Obtain the expression for the force between two parallel current-carrying wires.

(N/A) Consider two long parallel wires $a$ and $b$ separated by a distance $d$,carrying currents $I_{a}$ and $I_{b}$ respectively.
The conductor $a$ produces a magnetic field $\overrightarrow{B}_{a}$ at all points along the conductor $b$. According to the right-hand rule,the direction of this field is perpendicular to the plane containing the wires.
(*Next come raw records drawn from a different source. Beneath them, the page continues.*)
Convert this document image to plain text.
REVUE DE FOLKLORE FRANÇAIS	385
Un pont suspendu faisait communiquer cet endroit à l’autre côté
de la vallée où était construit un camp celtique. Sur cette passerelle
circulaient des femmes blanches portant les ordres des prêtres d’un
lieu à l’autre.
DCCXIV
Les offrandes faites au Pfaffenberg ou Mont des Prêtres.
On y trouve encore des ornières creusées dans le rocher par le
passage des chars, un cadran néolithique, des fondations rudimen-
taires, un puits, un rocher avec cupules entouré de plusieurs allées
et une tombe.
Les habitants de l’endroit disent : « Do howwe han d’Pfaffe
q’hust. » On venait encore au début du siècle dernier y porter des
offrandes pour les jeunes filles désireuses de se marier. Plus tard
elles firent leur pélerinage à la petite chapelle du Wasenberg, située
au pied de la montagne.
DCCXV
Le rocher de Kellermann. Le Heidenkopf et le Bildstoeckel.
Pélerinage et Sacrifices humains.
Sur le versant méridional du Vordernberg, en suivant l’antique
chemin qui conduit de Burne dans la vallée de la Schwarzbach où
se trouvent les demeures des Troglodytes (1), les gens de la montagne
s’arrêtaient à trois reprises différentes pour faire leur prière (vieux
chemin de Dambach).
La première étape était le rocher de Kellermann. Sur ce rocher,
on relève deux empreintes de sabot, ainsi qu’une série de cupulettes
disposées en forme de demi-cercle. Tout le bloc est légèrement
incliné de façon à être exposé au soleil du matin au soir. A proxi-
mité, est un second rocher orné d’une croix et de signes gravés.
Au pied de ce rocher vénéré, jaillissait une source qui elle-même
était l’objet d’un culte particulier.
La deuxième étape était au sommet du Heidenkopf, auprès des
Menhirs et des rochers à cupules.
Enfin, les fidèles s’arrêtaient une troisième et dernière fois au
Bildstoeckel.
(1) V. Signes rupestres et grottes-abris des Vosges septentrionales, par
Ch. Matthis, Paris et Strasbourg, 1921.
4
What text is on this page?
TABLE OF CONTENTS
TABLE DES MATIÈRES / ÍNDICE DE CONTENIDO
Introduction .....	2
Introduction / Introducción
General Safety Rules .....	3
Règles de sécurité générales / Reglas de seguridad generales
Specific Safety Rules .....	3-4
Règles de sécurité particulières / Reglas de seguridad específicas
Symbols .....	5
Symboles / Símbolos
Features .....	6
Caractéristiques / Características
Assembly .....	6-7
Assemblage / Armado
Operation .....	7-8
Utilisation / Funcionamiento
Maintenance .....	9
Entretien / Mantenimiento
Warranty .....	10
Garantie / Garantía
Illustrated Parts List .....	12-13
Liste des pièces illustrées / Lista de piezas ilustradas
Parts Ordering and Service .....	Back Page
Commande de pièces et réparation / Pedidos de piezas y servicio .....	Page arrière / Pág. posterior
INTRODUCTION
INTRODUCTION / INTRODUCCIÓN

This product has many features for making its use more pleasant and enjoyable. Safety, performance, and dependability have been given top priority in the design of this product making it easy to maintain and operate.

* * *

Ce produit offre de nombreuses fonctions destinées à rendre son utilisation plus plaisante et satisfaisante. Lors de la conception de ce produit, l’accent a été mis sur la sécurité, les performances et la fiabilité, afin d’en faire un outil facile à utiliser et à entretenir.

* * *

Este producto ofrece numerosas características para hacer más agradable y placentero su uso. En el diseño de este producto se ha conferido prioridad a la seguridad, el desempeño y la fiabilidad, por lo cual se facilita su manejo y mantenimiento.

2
The magnitude of the magnetic field produced by wire $a$ at distance $d$ is given by:
$B_{a} = \frac{\mu_{0} I_{a}}{2 \pi d}$ ... $(1)$
The conductor $b$ carrying current $I_{b}$ experiences a magnetic force due to the field $B_{a}$. The force on a segment of length $L$ of wire $b$ is given by:
$\overrightarrow{F} = I \vec{L} \times \overrightarrow{B}$
Since the current and magnetic field are perpendicular,the magnitude of the force $F_{ba}$ on wire $b$ due to wire $a$ is:
$F_{ba} = I_{b} L B_{a} = \frac{\mu_{0} I_{a} I_{b} L}{2 \pi d}$ ... $(2)$
Similarly,the force $F_{ab}$ on a segment of length $L$ of wire $a$ due to the current in wire $b$ is equal in magnitude to $F_{ba}$ but acts in the opposite direction:
$\overrightarrow{F}_{ba} = -\overrightarrow{F}_{ab}$ ... $(3)$
This result is consistent with Newton's third law of motion.
It is observed that currents flowing in the same direction attract each other,while currents flowing in opposite directions repel each other.